1.   How is the LNG-IUD different from the copper-bearing IUD?

The LNG-IUD and the copper-bearing IUD are very similar, but they have important differences. Both the LNG-IUD and the copper- bearing IUD are very effective, but the LNG-IUD is slightly more effective. The LNG-IUD has different side effects from those of the copper-bearing IUD. LNG-IUD users usually experience lighter bleeding (regular or irregular) or no bleeding at all, while copper- bearing IUD users usually have regular but sometimes heavier or longer bleeding. In addition, LNG-IUD users may experience hormonal side effects (for example, headaches), which are not side effects of copper-bearing IUDs. The duration of use is shorter—3 or 5 years for the LNG-IUD, depending on brand, versus 12 years for the copper-bearing IUD. Also, the LNG-IUD costs more than the copper-bearing IUD (see Comparing IUDs).

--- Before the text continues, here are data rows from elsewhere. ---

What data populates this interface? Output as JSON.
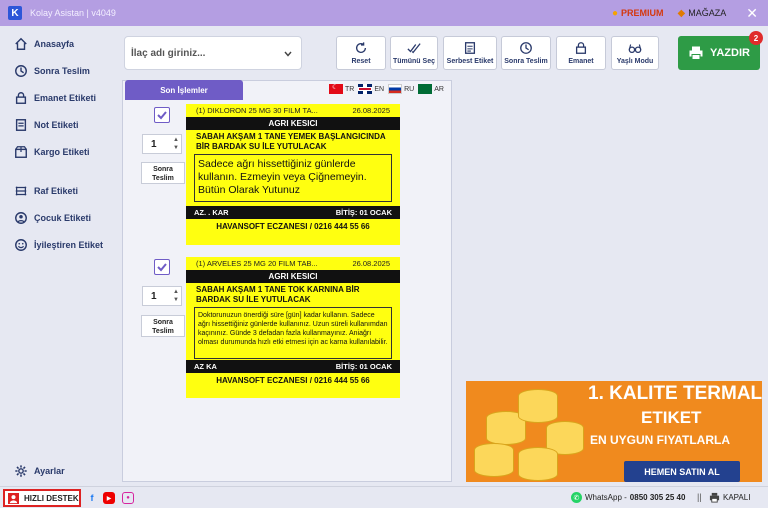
{
  "app": {
    "logo": "K",
    "title": "Kolay Asistan | v4049",
    "premium": "PREMIUM",
    "store": "MAĞAZA",
    "close": "✕"
  },
  "sidebar": {
    "items": [
      {
        "label": "Anasayfa",
        "icon": "home-icon"
      },
      {
        "label": "Sonra Teslim",
        "icon": "clock-icon"
      },
      {
        "label": "Emanet Etiketi",
        "icon": "lock-icon"
      },
      {
        "label": "Not Etiketi",
        "icon": "note-icon"
      },
      {
        "label": "Kargo Etiketi",
        "icon": "cargo-icon"
      },
      {
        "label": "Raf Etiketi",
        "icon": "shelf-icon"
      },
      {
        "label": "Çocuk Etiketi",
        "icon": "child-icon"
      },
      {
        "label": "İyileştiren Etiket",
        "icon": "smile-icon"
      }
    ],
    "settings": "Ayarlar"
  },
  "toolbar": {
    "drug_placeholder": "İlaç adı giriniz...",
    "buttons": [
      {
        "label": "Reset",
        "icon": "refresh-icon"
      },
      {
        "label": "Tümünü Seç",
        "icon": "check-all-icon"
      },
      {
        "label": "Serbest Etiket",
        "icon": "document-icon"
      },
      {
        "label": "Sonra Teslim",
        "icon": "clock-icon"
      },
      {
        "label": "Emanet",
        "icon": "lock-icon"
      },
      {
        "label": "Yaşlı Modu",
        "icon": "glasses-icon"
      }
    ],
    "print_label": "YAZDIR",
    "print_badge": "2"
  },
  "panel": {
    "tab_label": "Son İşlemler",
    "languages": [
      "TR",
      "EN",
      "RU",
      "AR"
    ]
  },
  "labels": [
    {
      "quantity": "1",
      "sonra_line1": "Sonra",
      "sonra_line2": "Teslim",
      "drug": "(1) DIKLORON 25 MG 30 FILM TA...",
      "date": "26.08.2025",
      "category": "AGRI KESICI",
      "usage": "SABAH AKŞAM 1 TANE YEMEK BAŞLANGICINDA BİR BARDAK SU İLE YUTULACAK",
      "note": "Sadece ağrı hissettiğiniz günlerde kullanın. Ezmeyin veya Çiğnemeyin. Bütün Olarak Yutunuz",
      "foot_left": "AZ. . KAR",
      "foot_right": "BİTİŞ: 01 OCAK",
      "pharmacy": "HAVANSOFT ECZANESI / 0216 444 55 66"
    },
    {
      "quantity": "1",
      "sonra_line1": "Sonra",
      "sonra_line2": "Teslim",
      "drug": "(1) ARVELES 25 MG 20 FILM TAB...",
      "date": "26.08.2025",
      "category": "AGRI KESICI",
      "usage": "SABAH AKŞAM 1 TANE TOK KARNINA BİR BARDAK SU İLE YUTULACAK",
      "note": "Doktorunuzun önerdiği süre [gün] kadar kullanın. Sadece ağrı hissettiğiniz günlerde kullanınız. Uzun süreli kullanımdan kaçınınız. Günde 3 defadan fazla kullanmayınız. Aniağrı olması durumunda hızlı etki etmesi için ac karna kullanılabilir.",
      "foot_left": "AZ KA",
      "foot_right": "BİTİŞ: 01 OCAK",
      "pharmacy": "HAVANSOFT ECZANESI / 0216 444 55 66"
    }
  ],
  "ad": {
    "line1": "1. KALITE TERMAL",
    "line2": "ETIKET",
    "line3": "EN UYGUN FIYATLARLA",
    "button": "HEMEN SATIN AL"
  },
  "bottom": {
    "support": "HIZLI DESTEK",
    "whatsapp_label": "WhatsApp -",
    "whatsapp_number": "0850 305 25 40",
    "separator": "||",
    "printer_status": "KAPALI"
  },
  "colors": {
    "accent": "#6f5cc6",
    "titlebar": "#b49ee2",
    "print": "#2e9b46",
    "label": "#ffff10"
  }
}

2.   How is the LNG-IUD different from other hormonal methods?

The LNG-IUD continuously releases a small amount of hormone into the uterus. Because the hormone is released directly into the uterus, the amount in the bloodstream is lower than with other hormonal methods. Thus, women experience fewer side effects. The LNG-IUD requires no action by the woman once it is inserted, unlike pills that a woman must take every day or injections that a woman must have every one to three months. The LNG-IUD must be inserted into the uterus, while most other hormonal methods come in the form of pills, injections, or implants under the skin.

3.   What are the other benefits of the LNG-IUD, besides contraception?

The LNG-IUD is an effective treatment for heavy monthly blood loss. It is the most effective nonsurgical approach for this condition. Also, the LNG-IUD decreases bleeding for women with fibroids. Reduced blood loss can help women with anemia as well. Additionally, the LNG-IUD may help to treat endometriosis, endometrial hyperplasia, endometrial cancer, and perimenopausal menstrual disturbances.